Signe(s) particulier(s) :
– premier long métrage de fiction du cinéaste français Frédéric Carpentier ;
– tourné à Sète, dans l’Hérault, dans le sud de la France, près de Montpellier, en octobre et novembre... 2017.
Résumé : Raphaël, le chef d’une bande de jeunes voleurs de rues, voit son autorité menacée par Kevin, son fidèle lieutenant. Pour garder le pouvoir, il doit affronter la trahison et un univers de plus en plus violent, où les armes remplacent les poings.
La critique de Julien
Remarqué notamment avec la fiction télévisée "Les Vagues" (2005), ou encore avec le court métrage "A Cheval dans une Maison Vide" (2013), Frédéric Carpentier passe pour la première fois derrière la caméra pour un long métrage destiné au grand écran. Ecrit par ses soins, et nourri par son expérience d’animateur d’ateliers de pratiques artistiques durant des années dans des quartiers difficiles, "Jeunesse Sauvage" est fort d’un casting sauvage organisé en partenariat avec le Ministère de la Justice et de la Police Judiciaire Jeunesse, lequel a permis au cinéaste et à son équipe de trouver des jeunes ayant une vie difficile, ou séjournant en Centres éducatifs fermés, eux qui ont, très jeunes, pris les chemins de la délinquance.
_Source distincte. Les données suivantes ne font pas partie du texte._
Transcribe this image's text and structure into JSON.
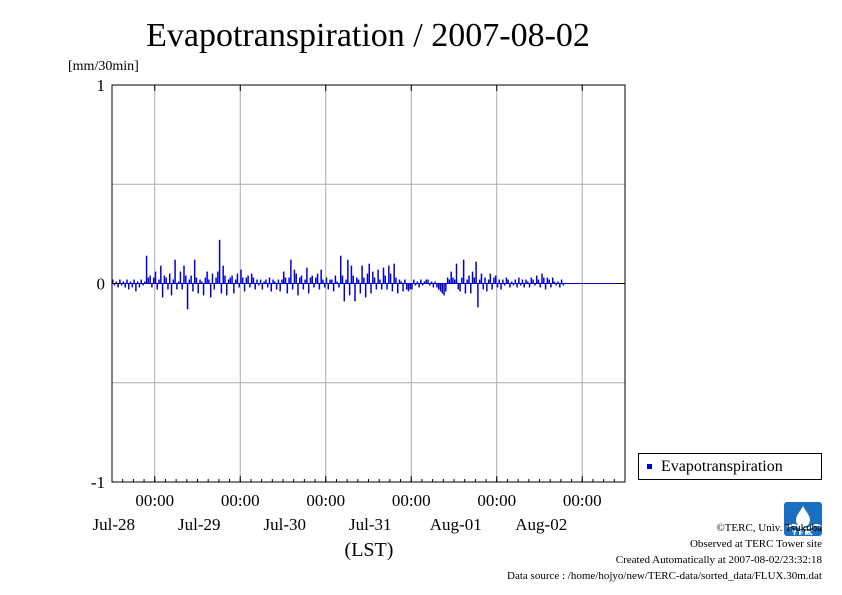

D’une durée d’à peine quatre-vingts minutes, mais haletant d’un bout à l’autre, "Jeunesse Sauvage" porte puissamment bien son titre. Le scénario est alors centré sur Raphaël (Pablo Cobo), chef charismatique d’une bande de jeunes voleurs basée sur Sète, protégeant son territoire et les siens, et notamment d’une bande rivale. Tandis qu’il veille sur son père SDF (Jérôme Bidaux) et qu’il découvre les sentiments et l’amour en Émilie (notre compatriote Léone François), le quotidien de caïd de Raphaël basculera à la suite d’un accident, lequel ne pourra dès lors échapper à son destin, et se heurter à un monde d’autant plus fermé, et impitoyable...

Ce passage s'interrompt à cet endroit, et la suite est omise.